Das eidgenössische Parlament hat einen Schutzschirm für grosse Veranstaltungen beschlossen, die wegen der Coronapandemie nicht stattfinden können. Der Glarner Regierungsrat will diesen Schutzschirm auf das Musikfestival Sound of Glarus vom 26. bis 28. August und auf die Glarner Messe vom 28. Oktober bis 1. November anwenden können. Dafür hat er nun einen Kredit von 500 000 Franken bewilligt. Denn beide Veranstaltungen haben Bedeutung über das Glarnerland hinaus, wie der Regierungsrat in einer Mitteilung vom Mittwoch schreibt.
Getestet, geimpft oder genesen
Müssten die Glarner Messe oder das Sound of Glarus nun kurzfristig abgesagt werden, so könnten die Veranstalter den Schutzschirm beanspruchen. Damit können sie weiter planen, obwohl ihre Kosten umso grösser werden, je näher sie an den Termin kommen.
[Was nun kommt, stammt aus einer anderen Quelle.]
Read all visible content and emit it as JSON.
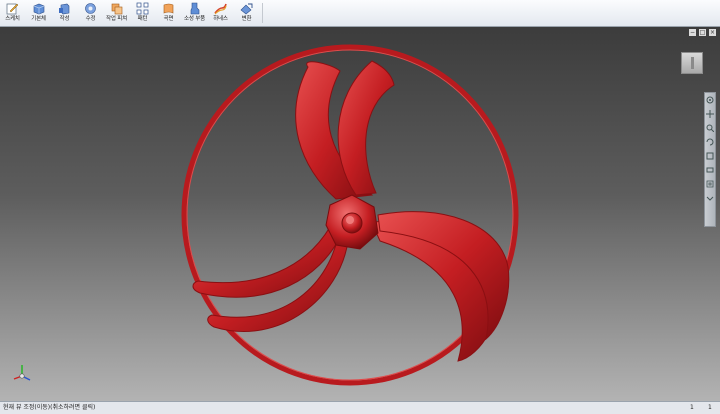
{
  "toolbar": {
    "tools": [
      {
        "label": "스케치",
        "icon": "sketch-icon"
      },
      {
        "label": "기본체",
        "icon": "primitive-box-icon"
      },
      {
        "label": "작성",
        "icon": "create-icon"
      },
      {
        "label": "수정",
        "icon": "modify-icon"
      },
      {
        "label": "작업 피쳐",
        "icon": "work-feature-icon"
      },
      {
        "label": "패턴",
        "icon": "pattern-icon"
      },
      {
        "label": "곡면",
        "icon": "surface-icon"
      },
      {
        "label": "소성 부품",
        "icon": "plastic-part-icon"
      },
      {
        "label": "하네스",
        "icon": "harness-icon"
      },
      {
        "label": "변환",
        "icon": "convert-icon"
      }
    ]
  },
  "viewport": {
    "model_color": "#c41e22",
    "window_controls": [
      "−",
      "□",
      "×"
    ]
  },
  "status": {
    "text": "현재 뷰 조정(이동)(취소하려면 클릭)",
    "count1": "1",
    "count2": "1"
  }
}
Sie sollen nicht wegen Ungewissheit, ob die Coronalage den Anlass ermöglicht, und wegen drohender Verluste schon frühzeitig die Reissleine ziehen müssen.
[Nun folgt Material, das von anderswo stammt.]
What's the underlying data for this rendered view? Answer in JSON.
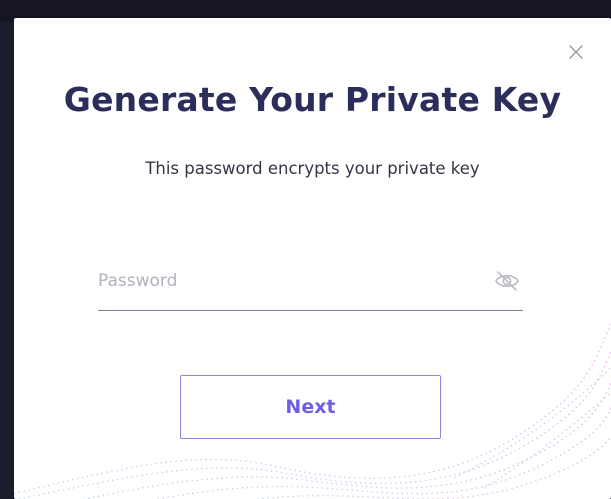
{
  "dialog": {
    "title": "Generate Your Private Key",
    "subtitle": "This password encrypts your private key",
    "password_placeholder": "Password",
    "password_value": "",
    "next_label": "Next",
    "close_icon": "close-icon",
    "visibility_icon": "eye-off-icon"
  },
  "colors": {
    "title": "#2b2d5a",
    "accent": "#6d5fe0",
    "button_border": "#8b86e0",
    "background": "#1c1d2b"
  }
}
Weil der Kanton nur dann garantieren könne, wenn das Geld auch tatsächlich parat sei, hat der Regierungsrat den Beschluss dringlich gefällt. Der Kanton würde damit das Schutzschirm-Geld des Bundes vorstrecken und seinen eigenen Anteil daran, mindestens die Hälfte, bezahlen.
Der Regierungsrat hält in der Mitteilung auch fest, dass Grossveranstaltungen im Sommer nur von getesteten, genesenen oder geimpften Personen besucht werden dürften.
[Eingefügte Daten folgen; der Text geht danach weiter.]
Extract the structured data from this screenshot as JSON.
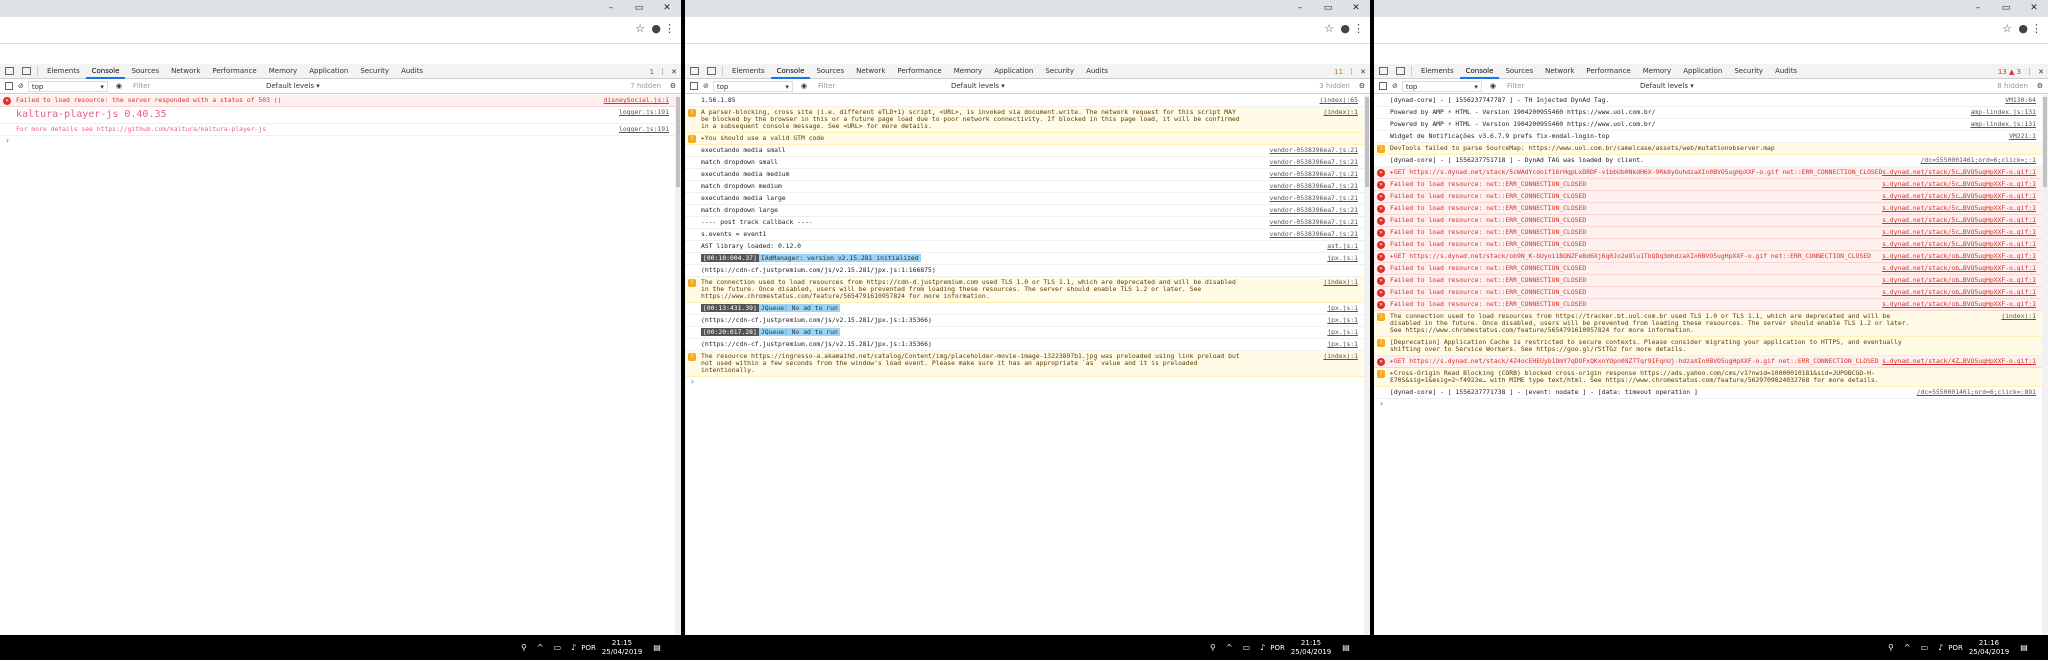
{
  "windows": [
    {
      "devtools": {
        "tabs": [
          "Elements",
          "Console",
          "Sources",
          "Network",
          "Performance",
          "Memory",
          "Application",
          "Security",
          "Audits"
        ],
        "active_tab": "Console",
        "badge": "1",
        "context": "top",
        "filter_placeholder": "Filter",
        "levels": "Default levels ▾",
        "hidden": "7 hidden"
      },
      "rows": [
        {
          "type": "err",
          "text": "Failed to load resource: the server responded with a status of 503 ()",
          "src": "disneySocial.js:1"
        },
        {
          "type": "kal",
          "text": "kaltura-player-js 0.40.35",
          "src": "logger.js:191"
        },
        {
          "type": "kal2",
          "text": "For more details see https://github.com/kaltura/kaltura-player-js",
          "src": "logger.js:191"
        },
        {
          "type": "expand",
          "text": "›",
          "src": ""
        }
      ],
      "taskbar": {
        "lang": "POR",
        "time": "21:15",
        "date": "25/04/2019"
      }
    },
    {
      "devtools": {
        "tabs": [
          "Elements",
          "Console",
          "Sources",
          "Network",
          "Performance",
          "Memory",
          "Application",
          "Security",
          "Audits"
        ],
        "active_tab": "Console",
        "badge": "11",
        "context": "top",
        "filter_placeholder": "Filter",
        "levels": "Default levels ▾",
        "hidden": "3 hidden"
      },
      "rows": [
        {
          "type": "plain",
          "text": "1.56.1.85",
          "src": "(index):65"
        },
        {
          "type": "warn",
          "text": "A parser-blocking, cross site (i.e. different eTLD+1) script, <URL>, is invoked via document.write. The network request for this script MAY be blocked by the browser in this or a future page load due to poor network connectivity. If blocked in this page load, it will be confirmed in a subsequent console message. See <URL> for more details.",
          "src": "(index):1"
        },
        {
          "type": "warn",
          "text": "▸You should use a valid GTM code",
          "src": ""
        },
        {
          "type": "plain",
          "text": "executando media small",
          "src": "vendor-0538396ea7.js:21"
        },
        {
          "type": "plain",
          "text": "match dropdown small",
          "src": "vendor-0538396ea7.js:21"
        },
        {
          "type": "plain",
          "text": "executando media medium",
          "src": "vendor-0538396ea7.js:21"
        },
        {
          "type": "plain",
          "text": "match dropdown medium",
          "src": "vendor-0538396ea7.js:21"
        },
        {
          "type": "plain",
          "text": "executando media large",
          "src": "vendor-0538396ea7.js:21"
        },
        {
          "type": "plain",
          "text": "match dropdown large",
          "src": "vendor-0538396ea7.js:21"
        },
        {
          "type": "plain",
          "text": "---- post track callback ----",
          "src": "vendor-0538396ea7.js:21"
        },
        {
          "type": "plain",
          "text": "s.events = event1",
          "src": "vendor-0538396ea7.js:21"
        },
        {
          "type": "plain",
          "text": "AST library loaded: 0.12.0",
          "src": "ast.js:1"
        },
        {
          "type": "tagged",
          "tag": "[00:10:004.37]",
          "tagb": "IAdManager: version v2.15.281 initialized",
          "text": "",
          "src": "jpx.js:1"
        },
        {
          "type": "plain",
          "text": "(https://cdn-cf.justpremium.com/js/v2.15.281/jpx.js:1:166875)",
          "src": ""
        },
        {
          "type": "warn",
          "text": "The connection used to load resources from https://cdn-d.justpremium.com used TLS 1.0 or TLS 1.1, which are deprecated and will be disabled in the future. Once disabled, users will be prevented from loading these resources. The server should enable TLS 1.2 or later. See https://www.chromestatus.com/feature/5654791610957824 for more information.",
          "src": "(index):1"
        },
        {
          "type": "tagged",
          "tag": "[00:13:431.39]",
          "tagb": "JQueue: No ad to run",
          "text": "",
          "src": "jpx.js:1"
        },
        {
          "type": "plain",
          "text": "(https://cdn-cf.justpremium.com/js/v2.15.281/jpx.js:1:35366)",
          "src": "jpx.js:1"
        },
        {
          "type": "tagged",
          "tag": "[00:20:017.28]",
          "tagb": "JQueue: No ad to run",
          "text": "",
          "src": "jpx.js:1"
        },
        {
          "type": "plain",
          "text": "(https://cdn-cf.justpremium.com/js/v2.15.281/jpx.js:1:35366)",
          "src": "jpx.js:1"
        },
        {
          "type": "warn",
          "text": "The resource https://ingresso-a.akamaihd.net/catalog/Content/img/placeholder-movie-image-13223897b1.jpg was preloaded using link preload but not used within a few seconds from the window's load event. Please make sure it has an appropriate `as` value and it is preloaded intentionally.",
          "src": "(index):1"
        },
        {
          "type": "expand",
          "text": "›",
          "src": ""
        }
      ],
      "taskbar": {
        "lang": "POR",
        "time": "21:15",
        "date": "25/04/2019"
      }
    },
    {
      "devtools": {
        "tabs": [
          "Elements",
          "Console",
          "Sources",
          "Network",
          "Performance",
          "Memory",
          "Application",
          "Security",
          "Audits"
        ],
        "active_tab": "Console",
        "badge": "13 ▲ 3",
        "context": "top",
        "filter_placeholder": "Filter",
        "levels": "Default levels ▾",
        "hidden": "8 hidden"
      },
      "rows": [
        {
          "type": "plain",
          "text": "[dynad-core] - [ 1556237747787 ] - TH Injected DynAd Tag.",
          "src": "VM130:64"
        },
        {
          "type": "plain",
          "text": "Powered by AMP ⚡ HTML - Version 1904200955460 https://www.uol.com.br/",
          "src": "amp-lindex.js:131"
        },
        {
          "type": "plain",
          "text": "Powered by AMP ⚡ HTML - Version 1904200955460 https://www.uol.com.br/",
          "src": "amp-lindex.js:131"
        },
        {
          "type": "plain",
          "text": "Widget de Notificações v3.6.7.9 prefs fix-modal-login-top",
          "src": "VM221:1"
        },
        {
          "type": "warn",
          "text": "DevTools failed to parse SourceMap: https://www.uol.com.br/camelcase/assets/web/mutationobserver.map",
          "src": ""
        },
        {
          "type": "plain",
          "text": "[dynad-core] - [ 1556237751718 ] - DynAd TAG was loaded by client.",
          "src": "/dc=5550001461;ord=6;click=;:1"
        },
        {
          "type": "err",
          "text": "▸GET https://s.dynad.net/stack/5cWAdYcdoif16rHqpLxDRDF-v1bbUb0NkdH6X-9Rk8yOuhdzaXIn0BVO5ugHpXXF-o.gif net::ERR_CONNECTION_CLOSED",
          "src": "s.dynad.net/stack/5c…BVO5ugHpXXF-o.gif:1"
        },
        {
          "type": "err",
          "text": "Failed to load resource: net::ERR_CONNECTION_CLOSED",
          "src": "s.dynad.net/stack/5c…BVO5ugHpXXF-o.gif:1"
        },
        {
          "type": "err",
          "text": "Failed to load resource: net::ERR_CONNECTION_CLOSED",
          "src": "s.dynad.net/stack/5c…BVO5ugHpXXF-o.gif:1"
        },
        {
          "type": "err",
          "text": "Failed to load resource: net::ERR_CONNECTION_CLOSED",
          "src": "s.dynad.net/stack/5c…BVO5ugHpXXF-o.gif:1"
        },
        {
          "type": "err",
          "text": "Failed to load resource: net::ERR_CONNECTION_CLOSED",
          "src": "s.dynad.net/stack/5c…BVO5ugHpXXF-o.gif:1"
        },
        {
          "type": "err",
          "text": "Failed to load resource: net::ERR_CONNECTION_CLOSED",
          "src": "s.dynad.net/stack/5c…BVO5ugHpXXF-o.gif:1"
        },
        {
          "type": "err",
          "text": "Failed to load resource: net::ERR_CONNECTION_CLOSED",
          "src": "s.dynad.net/stack/5c…BVO5ugHpXXF-o.gif:1"
        },
        {
          "type": "err",
          "text": "▸GET https://s.dynad.net/stack/ob9N_K-bUyoi1BONZFeBd6Xj6q0Jo2eOlu1TbQDq3mhdzaXIn0BVO5ugHpXXF-o.gif net::ERR_CONNECTION_CLOSED",
          "src": "s.dynad.net/stack/ob…BVO5ugHpXXF-o.gif:1"
        },
        {
          "type": "err",
          "text": "Failed to load resource: net::ERR_CONNECTION_CLOSED",
          "src": "s.dynad.net/stack/ob…BVO5ugHpXXF-o.gif:1"
        },
        {
          "type": "err",
          "text": "Failed to load resource: net::ERR_CONNECTION_CLOSED",
          "src": "s.dynad.net/stack/ob…BVO5ugHpXXF-o.gif:1"
        },
        {
          "type": "err",
          "text": "Failed to load resource: net::ERR_CONNECTION_CLOSED",
          "src": "s.dynad.net/stack/ob…BVO5ugHpXXF-o.gif:1"
        },
        {
          "type": "err",
          "text": "Failed to load resource: net::ERR_CONNECTION_CLOSED",
          "src": "s.dynad.net/stack/ob…BVO5ugHpXXF-o.gif:1"
        },
        {
          "type": "warn",
          "text": "The connection used to load resources from https://tracker.bt.uol.com.br used TLS 1.0 or TLS 1.1, which are deprecated and will be disabled in the future. Once disabled, users will be prevented from loading these resources. The server should enable TLS 1.2 or later. See https://www.chromestatus.com/feature/5654791610957824 for more information.",
          "src": "(index):1"
        },
        {
          "type": "warn",
          "text": "[Deprecation] Application Cache is restricted to secure contexts. Please consider migrating your application to HTTPS, and eventually shifting over to Service Workers. See https://goo.gl/rStTGz for more details.",
          "src": ""
        },
        {
          "type": "err",
          "text": "▸GET https://s.dynad.net/stack/4Z4ocEHEUyb1DmY7qDOFxQKxnYOpn08Z7Tqr9IFqnUj-hdzaXIn0BVO5ugHpXXF-o.gif net::ERR_CONNECTION_CLOSED",
          "src": "s.dynad.net/stack/4Z…BVO5ugHpXXF-o.gif:1"
        },
        {
          "type": "warn",
          "text": "▸Cross-Origin Read Blocking (CORB) blocked cross-origin response https://ads.yahoo.com/cms/v1?nwid=10000010181&sid=JUPOBCGD-H-E70S&sig=1&esig=2~f4923e… with MIME type text/html. See https://www.chromestatus.com/feature/5629709824032768 for more details.",
          "src": ""
        },
        {
          "type": "plain",
          "text": "[dynad-core] - [ 1556237771738 ] - [event:  nodate ] - [data:  timeout operation ]",
          "src": "/dc=5550001461;ord=6;click=:891"
        },
        {
          "type": "expand",
          "text": "›",
          "src": ""
        }
      ],
      "taskbar": {
        "lang": "POR",
        "time": "21:16",
        "date": "25/04/2019"
      }
    }
  ],
  "colors": {
    "error": "#d93025",
    "warning": "#f2ab26",
    "link": "#1a1aa6",
    "kaltura": "#e85b9b"
  },
  "icons": [
    "minimize-icon",
    "maximize-icon",
    "close-icon",
    "star-icon",
    "profile-icon",
    "menu-icon",
    "inspect-icon",
    "device-icon",
    "clear-icon",
    "eye-icon",
    "gear-icon",
    "network-icon",
    "volume-icon",
    "notification-icon"
  ]
}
Gastronomie am häufigsten in Not
Mit einem wesentlich höheren Betrag gelangt der Regierungsrat an den Landrat. Er soll den Corona-Härtefallfonds um weitere 18,5 Millionen Franken auf total 40 Millionen aufstocken.
Bereits ausbezahlt worden seien bis zum 5. Mai Härtefallhilfen von 10,8 Millionen Franken. Von bisher 202 eingereichten Anträgen seien 161 gutgeheissen worden. Am meisten Anträge gestellt haben die Gastronomie (113), Läden des nicht alltäglichen Bedarfs (32) und die Eventbranche (15).
Diese Nothilfe für Firmen soll weiterhin nicht zurückbezahlt werden müssen, das sei die geeignetste Finanzhilfe, erklärt der Regierungsrat.